Medical practice will change so much during construction that the new hospital will be obsolete by the time it is finished. The model that most thinking people see is centralized, specialized centers with mobile units moving about the various areas.
When you look at the medical wheel, this valley will never be a hub of specialists. We cannot support a general hospital because of the land-use decisions that have already been made. Sonoma Valley will always be a spoke. This is not bad. We can have as good medical care as any place in the country. But it requires planning now instead of listening to high-paid administrators and consultants who want to continue to protect their jobs.

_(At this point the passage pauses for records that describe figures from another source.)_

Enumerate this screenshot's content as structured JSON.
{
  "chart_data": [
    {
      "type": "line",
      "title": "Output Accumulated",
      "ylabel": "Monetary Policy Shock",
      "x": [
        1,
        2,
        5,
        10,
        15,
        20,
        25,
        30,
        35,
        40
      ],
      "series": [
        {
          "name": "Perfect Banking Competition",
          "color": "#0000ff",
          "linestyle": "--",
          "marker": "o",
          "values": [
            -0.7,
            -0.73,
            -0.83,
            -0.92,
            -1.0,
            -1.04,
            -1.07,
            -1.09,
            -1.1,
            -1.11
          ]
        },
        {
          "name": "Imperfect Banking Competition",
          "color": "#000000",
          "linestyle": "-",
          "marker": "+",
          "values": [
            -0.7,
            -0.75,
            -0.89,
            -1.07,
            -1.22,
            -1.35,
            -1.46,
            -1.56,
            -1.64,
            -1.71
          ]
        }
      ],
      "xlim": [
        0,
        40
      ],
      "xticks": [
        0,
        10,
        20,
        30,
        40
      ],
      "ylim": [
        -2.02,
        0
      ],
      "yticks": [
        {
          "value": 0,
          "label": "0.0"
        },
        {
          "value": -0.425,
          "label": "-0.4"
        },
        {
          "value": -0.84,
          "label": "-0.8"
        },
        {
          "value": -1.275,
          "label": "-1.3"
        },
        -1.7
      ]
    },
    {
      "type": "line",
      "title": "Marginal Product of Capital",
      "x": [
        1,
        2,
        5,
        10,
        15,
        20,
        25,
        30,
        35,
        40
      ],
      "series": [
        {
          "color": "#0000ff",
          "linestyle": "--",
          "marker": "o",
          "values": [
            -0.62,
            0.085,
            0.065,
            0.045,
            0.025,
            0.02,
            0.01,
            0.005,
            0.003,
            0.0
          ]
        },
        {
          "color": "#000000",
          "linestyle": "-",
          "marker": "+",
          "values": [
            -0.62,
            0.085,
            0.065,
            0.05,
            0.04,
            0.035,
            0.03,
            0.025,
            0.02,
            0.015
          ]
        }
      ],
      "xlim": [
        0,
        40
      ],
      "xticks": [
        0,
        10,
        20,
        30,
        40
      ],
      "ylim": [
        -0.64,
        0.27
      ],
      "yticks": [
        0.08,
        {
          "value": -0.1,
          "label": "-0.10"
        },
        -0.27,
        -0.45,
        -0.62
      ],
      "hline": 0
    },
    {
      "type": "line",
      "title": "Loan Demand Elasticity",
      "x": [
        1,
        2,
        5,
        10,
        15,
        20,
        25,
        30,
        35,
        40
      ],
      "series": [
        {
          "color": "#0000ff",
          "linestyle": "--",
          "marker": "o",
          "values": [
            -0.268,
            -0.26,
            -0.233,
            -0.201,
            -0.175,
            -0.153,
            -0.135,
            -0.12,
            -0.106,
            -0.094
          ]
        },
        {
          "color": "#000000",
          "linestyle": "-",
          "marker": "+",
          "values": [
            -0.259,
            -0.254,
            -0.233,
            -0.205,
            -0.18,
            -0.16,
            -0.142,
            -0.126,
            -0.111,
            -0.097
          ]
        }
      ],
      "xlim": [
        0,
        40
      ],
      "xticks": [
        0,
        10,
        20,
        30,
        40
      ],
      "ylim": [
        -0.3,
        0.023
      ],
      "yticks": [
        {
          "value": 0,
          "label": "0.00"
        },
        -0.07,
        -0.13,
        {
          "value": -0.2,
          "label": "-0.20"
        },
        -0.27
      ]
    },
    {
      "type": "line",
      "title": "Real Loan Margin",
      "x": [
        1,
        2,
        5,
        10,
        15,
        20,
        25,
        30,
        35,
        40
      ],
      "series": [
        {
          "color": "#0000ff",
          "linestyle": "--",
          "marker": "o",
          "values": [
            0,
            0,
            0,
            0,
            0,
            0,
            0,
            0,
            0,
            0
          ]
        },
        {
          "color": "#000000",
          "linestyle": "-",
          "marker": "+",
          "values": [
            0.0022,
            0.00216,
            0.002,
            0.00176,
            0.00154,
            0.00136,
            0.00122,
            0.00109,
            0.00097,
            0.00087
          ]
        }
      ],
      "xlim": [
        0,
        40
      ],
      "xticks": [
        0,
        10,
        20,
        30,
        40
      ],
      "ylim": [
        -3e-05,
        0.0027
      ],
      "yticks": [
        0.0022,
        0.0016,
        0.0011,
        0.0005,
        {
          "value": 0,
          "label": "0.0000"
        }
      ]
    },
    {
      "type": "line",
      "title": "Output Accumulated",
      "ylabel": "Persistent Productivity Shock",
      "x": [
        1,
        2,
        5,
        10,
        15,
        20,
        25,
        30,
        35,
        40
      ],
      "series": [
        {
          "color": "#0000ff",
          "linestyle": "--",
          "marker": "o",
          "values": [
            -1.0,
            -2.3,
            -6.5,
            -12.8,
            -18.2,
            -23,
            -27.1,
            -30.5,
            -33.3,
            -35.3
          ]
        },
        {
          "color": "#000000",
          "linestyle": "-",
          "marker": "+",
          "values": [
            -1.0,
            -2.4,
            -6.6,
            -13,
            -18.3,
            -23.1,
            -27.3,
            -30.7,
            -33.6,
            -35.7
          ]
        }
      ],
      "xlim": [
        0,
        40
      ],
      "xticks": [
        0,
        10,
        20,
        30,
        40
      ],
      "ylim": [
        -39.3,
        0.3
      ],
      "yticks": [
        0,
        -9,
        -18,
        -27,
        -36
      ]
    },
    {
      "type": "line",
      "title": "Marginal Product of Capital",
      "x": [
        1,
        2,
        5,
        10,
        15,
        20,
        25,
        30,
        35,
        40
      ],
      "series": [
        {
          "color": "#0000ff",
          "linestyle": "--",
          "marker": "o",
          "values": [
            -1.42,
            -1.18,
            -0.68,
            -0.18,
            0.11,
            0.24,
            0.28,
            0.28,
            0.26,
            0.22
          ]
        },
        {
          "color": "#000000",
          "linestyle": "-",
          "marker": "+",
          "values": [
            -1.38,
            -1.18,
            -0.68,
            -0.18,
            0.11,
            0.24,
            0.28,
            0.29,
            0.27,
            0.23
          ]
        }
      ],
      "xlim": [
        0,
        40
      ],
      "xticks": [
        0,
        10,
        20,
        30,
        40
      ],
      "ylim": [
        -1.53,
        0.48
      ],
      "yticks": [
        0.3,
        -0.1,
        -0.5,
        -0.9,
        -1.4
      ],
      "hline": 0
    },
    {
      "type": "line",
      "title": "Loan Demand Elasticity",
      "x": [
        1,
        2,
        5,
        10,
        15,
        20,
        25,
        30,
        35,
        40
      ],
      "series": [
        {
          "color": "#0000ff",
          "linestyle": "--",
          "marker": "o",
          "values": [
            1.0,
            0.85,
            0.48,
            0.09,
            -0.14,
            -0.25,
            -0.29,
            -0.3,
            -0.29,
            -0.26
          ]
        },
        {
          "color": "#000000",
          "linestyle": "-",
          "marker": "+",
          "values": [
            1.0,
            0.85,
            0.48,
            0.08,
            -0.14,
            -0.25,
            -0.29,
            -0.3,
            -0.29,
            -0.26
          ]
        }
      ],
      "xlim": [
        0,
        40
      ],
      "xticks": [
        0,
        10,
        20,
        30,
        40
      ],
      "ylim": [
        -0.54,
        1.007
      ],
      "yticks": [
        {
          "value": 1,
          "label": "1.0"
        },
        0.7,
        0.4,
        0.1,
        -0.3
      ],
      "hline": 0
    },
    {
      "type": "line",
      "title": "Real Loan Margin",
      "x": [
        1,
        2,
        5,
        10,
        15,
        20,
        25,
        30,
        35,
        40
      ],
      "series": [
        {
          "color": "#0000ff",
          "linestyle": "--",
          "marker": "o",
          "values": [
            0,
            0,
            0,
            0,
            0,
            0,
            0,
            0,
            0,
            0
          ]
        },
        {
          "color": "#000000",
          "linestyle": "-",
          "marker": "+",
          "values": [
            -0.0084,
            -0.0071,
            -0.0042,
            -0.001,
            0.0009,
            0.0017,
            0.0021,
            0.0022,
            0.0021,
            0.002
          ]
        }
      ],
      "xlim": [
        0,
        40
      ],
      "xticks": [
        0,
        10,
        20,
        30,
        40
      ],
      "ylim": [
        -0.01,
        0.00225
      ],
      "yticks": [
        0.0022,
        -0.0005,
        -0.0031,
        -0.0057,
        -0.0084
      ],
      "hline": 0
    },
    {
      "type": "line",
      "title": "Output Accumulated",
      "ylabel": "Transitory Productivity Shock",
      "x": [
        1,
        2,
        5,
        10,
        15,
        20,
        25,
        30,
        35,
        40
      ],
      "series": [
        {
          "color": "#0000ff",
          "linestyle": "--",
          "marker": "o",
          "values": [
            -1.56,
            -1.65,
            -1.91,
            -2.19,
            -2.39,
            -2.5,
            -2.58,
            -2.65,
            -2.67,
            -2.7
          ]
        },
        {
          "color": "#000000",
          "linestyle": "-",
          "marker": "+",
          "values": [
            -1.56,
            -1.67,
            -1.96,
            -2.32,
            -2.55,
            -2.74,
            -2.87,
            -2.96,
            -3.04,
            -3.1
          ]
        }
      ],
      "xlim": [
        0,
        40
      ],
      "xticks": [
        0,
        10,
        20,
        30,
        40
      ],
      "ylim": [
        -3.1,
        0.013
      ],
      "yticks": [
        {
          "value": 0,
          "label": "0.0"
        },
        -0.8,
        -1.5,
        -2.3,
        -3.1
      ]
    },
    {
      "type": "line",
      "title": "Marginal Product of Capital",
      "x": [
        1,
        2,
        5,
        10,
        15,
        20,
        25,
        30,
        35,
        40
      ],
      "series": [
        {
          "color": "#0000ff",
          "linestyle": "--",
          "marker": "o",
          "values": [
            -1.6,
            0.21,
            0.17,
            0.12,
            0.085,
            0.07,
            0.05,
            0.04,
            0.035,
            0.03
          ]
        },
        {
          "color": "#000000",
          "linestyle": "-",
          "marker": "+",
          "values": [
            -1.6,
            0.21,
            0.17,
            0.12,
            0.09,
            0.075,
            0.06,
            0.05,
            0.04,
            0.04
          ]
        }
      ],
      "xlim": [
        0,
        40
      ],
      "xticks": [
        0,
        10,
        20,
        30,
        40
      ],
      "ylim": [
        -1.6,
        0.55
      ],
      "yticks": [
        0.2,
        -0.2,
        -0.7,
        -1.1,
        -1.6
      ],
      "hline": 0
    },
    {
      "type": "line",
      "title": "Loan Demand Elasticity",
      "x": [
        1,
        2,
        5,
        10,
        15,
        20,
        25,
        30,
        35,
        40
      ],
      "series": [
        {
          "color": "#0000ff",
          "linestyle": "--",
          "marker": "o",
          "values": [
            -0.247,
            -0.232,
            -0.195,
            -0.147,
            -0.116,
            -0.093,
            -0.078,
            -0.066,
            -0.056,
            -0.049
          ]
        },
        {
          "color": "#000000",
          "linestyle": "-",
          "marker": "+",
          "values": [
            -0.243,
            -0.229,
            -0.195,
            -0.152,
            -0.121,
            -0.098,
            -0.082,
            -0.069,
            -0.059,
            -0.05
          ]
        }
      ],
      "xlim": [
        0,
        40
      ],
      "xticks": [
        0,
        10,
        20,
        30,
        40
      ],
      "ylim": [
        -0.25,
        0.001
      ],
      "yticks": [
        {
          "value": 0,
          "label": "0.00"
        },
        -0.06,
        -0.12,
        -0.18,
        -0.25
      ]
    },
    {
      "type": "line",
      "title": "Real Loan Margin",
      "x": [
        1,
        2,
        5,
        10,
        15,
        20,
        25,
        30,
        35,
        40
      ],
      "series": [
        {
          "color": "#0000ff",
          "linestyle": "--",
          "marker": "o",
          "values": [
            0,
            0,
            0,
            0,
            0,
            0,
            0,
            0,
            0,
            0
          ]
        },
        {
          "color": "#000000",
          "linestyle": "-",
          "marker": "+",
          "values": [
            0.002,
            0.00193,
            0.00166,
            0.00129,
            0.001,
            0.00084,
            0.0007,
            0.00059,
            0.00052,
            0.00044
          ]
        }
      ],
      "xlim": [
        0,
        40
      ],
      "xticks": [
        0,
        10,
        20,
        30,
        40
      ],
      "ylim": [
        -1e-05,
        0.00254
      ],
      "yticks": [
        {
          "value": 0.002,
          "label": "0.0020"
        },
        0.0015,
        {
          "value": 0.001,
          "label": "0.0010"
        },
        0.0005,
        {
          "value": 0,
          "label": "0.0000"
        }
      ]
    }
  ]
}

When people look back 10 or 15 years from now, they will say what we really needed was a highly efficient first response and emergency facility in the center of town instead of a financially crippling general hospital that is obsolete.
Look to the future. Look what they are doing from Pennsylvania to Hawaii and you won’t waste any more time over the absurd local debate on current proposals. We have the location adjacent to the current hospital for the new emergency facility and the present hospital can be minimally upgraded for use during the next eight or 10 years.
Look to the future and not the past.